# ensegment

This task uses simple word counts to segment strings into the most likely sequence of words.

#### The score reachs 1.00 for dev.txt, 0.97 for test.txt respectively.

## Data Preparation
To check the results of input "data/input/test.txt", we have manually segmented the string in "data/reference/test.out" as a reference.

## Dev Input

This part sets dev.txt as input and prints out the segmentation result.
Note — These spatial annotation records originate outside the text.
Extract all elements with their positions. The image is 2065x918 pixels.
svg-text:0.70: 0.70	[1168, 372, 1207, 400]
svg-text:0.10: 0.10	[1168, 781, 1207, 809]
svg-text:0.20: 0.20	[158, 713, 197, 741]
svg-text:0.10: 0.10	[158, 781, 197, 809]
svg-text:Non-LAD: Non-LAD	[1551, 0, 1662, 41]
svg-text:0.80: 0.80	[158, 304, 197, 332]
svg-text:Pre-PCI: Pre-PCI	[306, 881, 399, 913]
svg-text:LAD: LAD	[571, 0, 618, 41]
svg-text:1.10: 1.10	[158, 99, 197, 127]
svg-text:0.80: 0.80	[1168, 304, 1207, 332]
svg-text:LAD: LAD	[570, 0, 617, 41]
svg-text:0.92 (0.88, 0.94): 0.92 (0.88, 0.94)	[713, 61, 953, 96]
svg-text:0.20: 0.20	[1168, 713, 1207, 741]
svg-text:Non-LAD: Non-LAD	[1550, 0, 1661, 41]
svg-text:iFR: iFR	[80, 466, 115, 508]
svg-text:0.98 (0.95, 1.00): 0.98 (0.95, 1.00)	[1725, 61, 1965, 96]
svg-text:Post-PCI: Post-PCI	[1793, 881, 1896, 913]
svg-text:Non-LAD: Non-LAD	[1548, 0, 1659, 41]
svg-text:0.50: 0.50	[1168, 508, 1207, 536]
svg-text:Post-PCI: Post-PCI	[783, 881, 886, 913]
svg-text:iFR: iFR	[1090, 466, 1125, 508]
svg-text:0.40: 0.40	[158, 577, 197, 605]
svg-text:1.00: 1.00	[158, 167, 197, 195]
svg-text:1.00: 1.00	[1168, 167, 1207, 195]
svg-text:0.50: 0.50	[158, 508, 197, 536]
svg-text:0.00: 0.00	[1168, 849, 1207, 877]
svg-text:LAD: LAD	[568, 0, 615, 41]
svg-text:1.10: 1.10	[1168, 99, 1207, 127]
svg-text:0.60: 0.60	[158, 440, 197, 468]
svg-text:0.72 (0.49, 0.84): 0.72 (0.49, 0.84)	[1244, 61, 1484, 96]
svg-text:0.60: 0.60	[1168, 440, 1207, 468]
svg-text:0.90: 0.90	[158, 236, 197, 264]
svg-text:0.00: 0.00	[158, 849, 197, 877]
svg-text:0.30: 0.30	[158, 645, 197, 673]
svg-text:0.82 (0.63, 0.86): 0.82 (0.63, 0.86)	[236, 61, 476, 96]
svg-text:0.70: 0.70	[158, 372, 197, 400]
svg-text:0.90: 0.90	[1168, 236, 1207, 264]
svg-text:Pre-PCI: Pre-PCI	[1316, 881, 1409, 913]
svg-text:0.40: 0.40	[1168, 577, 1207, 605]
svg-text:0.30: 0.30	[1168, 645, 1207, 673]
First, import segmentation and support functions:

In [3]:
from ensegment import * 

Then define token number, instantiate class Pdist and Segment, print out the segmented results:

In [4]:
N = 1024908267229
Pw = Pdist(data=datafile("../data/count_1w.txt", sep='\t'),N=N, missingfn = reduce_probability_for_long_word)
segmenter = Segment(Pw)
with open("../data/input/dev.txt") as f:
    for line in f:
        print(" ".join(segmenter.segment(line.strip())))

choose spain
this is a test
who represents
experts exchange
speed of art
un climate change body
we are the people
mention your faves
now playing
the walking dead
follow me
we are the people
mention your faves
check domain
big rock
name cheap
apple domains
honesty hour
being human
follow back
social media
30 seconds to earth
current rate sought to go down
this is insane
what is my name
is it time
let us go
me too
now thatcher is dead
advice for young journalists


#### According to check.py, the score is 1.00

## Test Input

This part sets test.txt as input and prints out the segmentation result.

In [5]:
N = 1024908267229
Pw = Pdist(data=datafile("../data/count_1w.txt", sep='\t'),N=N, missingfn = reduce_probability_for_long_word)
segmenter = Segment(Pw)
with open("../data/input/test.txt") as f:
    for line in f:
        print(" ".join(segmenter.segment(line.strip())))

how to breakup in 5 words
what makes god smile
10 people who mean alot to me
worst day in 4 words
love story in 5 words
top 3 favourite comics
10 breakup lines
things that make you smile
best female athlete
worst boss in 5 words
now is the time for all good
it is a truth universally acknowledged
when in the course of human events it becomes necessary
it was a bright cold day in april and the clocks were striking thirteen
it was the best of times it was the worst of times it was the age of wisdom it was the age of foolishness
as gregor samsa awoke one morning from uneasy dreams he found himself transformed in his bed into a gigantic insect
in a hole in the ground there lived a hobbit not a nasty dirty wet hole filled with the ends of worms and an oozy smell nor yet a dry bare sandy hole with nothing in it to sitdown on or to eat it was a hobbit hole and that means comfort
far out in the uncharted backwaters of the unfashionable end of the western spiral arm of the galaxy lies a small un

#### According to check.py, the score is 0.97

## Analysis



Before reaching the final score as shown above, we have tried the default solution and an improved solution as well. After analyzing the output of the previous solutions, a final solution is then introduced. 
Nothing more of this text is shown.